Siapa tidak mengenal Pramoedya Ananta Toer? NBovel tetralogi Bumi Manusia mengguncng sastra dunia. Novel yang menceritakan tentang kehidupan Minke, siswa HBS sekolah menengah atas dengan pengantar bahasa Belanda. Minke merupakan satu-satunya orang Indonesia di antara siswa Belanda. Sebagai keturunan priayi, ia mendapat kesempatan dari pemerintah kolonial untuk bersekolah di sana.
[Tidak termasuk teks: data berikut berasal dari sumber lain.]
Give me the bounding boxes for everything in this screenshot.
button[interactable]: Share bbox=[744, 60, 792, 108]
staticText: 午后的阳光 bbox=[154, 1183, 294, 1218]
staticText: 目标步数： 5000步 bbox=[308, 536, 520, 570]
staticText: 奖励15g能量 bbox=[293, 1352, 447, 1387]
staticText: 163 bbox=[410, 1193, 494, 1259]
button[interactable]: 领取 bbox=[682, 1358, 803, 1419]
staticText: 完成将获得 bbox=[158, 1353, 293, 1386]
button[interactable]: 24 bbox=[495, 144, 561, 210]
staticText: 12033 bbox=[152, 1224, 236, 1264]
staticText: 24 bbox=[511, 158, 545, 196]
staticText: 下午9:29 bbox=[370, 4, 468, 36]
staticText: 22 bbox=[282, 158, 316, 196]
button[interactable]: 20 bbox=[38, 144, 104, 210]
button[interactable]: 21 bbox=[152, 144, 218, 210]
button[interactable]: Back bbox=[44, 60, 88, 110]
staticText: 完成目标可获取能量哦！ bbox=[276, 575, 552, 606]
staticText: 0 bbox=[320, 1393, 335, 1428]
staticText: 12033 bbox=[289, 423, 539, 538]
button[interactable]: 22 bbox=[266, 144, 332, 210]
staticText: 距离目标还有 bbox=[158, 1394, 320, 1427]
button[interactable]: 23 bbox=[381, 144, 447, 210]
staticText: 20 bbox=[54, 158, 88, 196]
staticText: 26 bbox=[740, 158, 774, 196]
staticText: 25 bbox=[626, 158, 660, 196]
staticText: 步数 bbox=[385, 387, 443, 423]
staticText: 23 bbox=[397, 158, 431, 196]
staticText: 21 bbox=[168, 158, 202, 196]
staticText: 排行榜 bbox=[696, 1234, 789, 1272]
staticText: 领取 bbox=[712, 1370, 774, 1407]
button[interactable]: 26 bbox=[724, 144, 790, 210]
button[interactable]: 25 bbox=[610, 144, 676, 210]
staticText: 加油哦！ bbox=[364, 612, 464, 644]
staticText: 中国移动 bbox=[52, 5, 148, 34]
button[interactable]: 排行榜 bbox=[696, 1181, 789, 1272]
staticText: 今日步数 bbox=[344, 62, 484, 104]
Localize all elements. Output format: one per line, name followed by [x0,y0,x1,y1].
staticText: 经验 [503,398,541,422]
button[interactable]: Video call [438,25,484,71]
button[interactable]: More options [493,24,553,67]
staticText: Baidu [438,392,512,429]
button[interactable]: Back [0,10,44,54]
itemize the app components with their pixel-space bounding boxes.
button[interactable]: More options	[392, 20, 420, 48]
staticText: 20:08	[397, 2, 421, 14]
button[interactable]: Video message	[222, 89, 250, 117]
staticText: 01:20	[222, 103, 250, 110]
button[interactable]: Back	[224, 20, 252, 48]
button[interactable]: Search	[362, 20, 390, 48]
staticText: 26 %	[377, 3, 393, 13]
Pada 6 Februari 1925, Pram lahir di Blora. Berarti 6 Februari 2025 genap 100 tahun usianya. Di seluruh Indonesia, orang yang senang membaca buku Pram merayakannya. Saya selalu terkenang dengan ucapan Pram yang ikonik:
“Orang boleh pandai setinggi langit, tapi selama ia tidak menulis, ia akan hilang di dalam masyarakat dan dari sejarah. Menulis adalah bekerja untuk keabadian.”
― Pramoedya Ananta Toer

Bagaimana dengan kamu? Hanya latah ikut merayakannya saja? Atau mengikuti anjurannya, yaitu menulis? Satu lagi petuahnya yang ikonik:
“Tahu kau mengapa aku sayangi kau lebih dari siapa pun? Karena kau menulis. Suaramu takkan padam ditelan angin, akan abadi, sampai jauh, jauh di kemudian hari”
Selamat menulis. Pram sudah tiada, kita sebagai pembaca buku-bukunya meneruskan perjuangannya.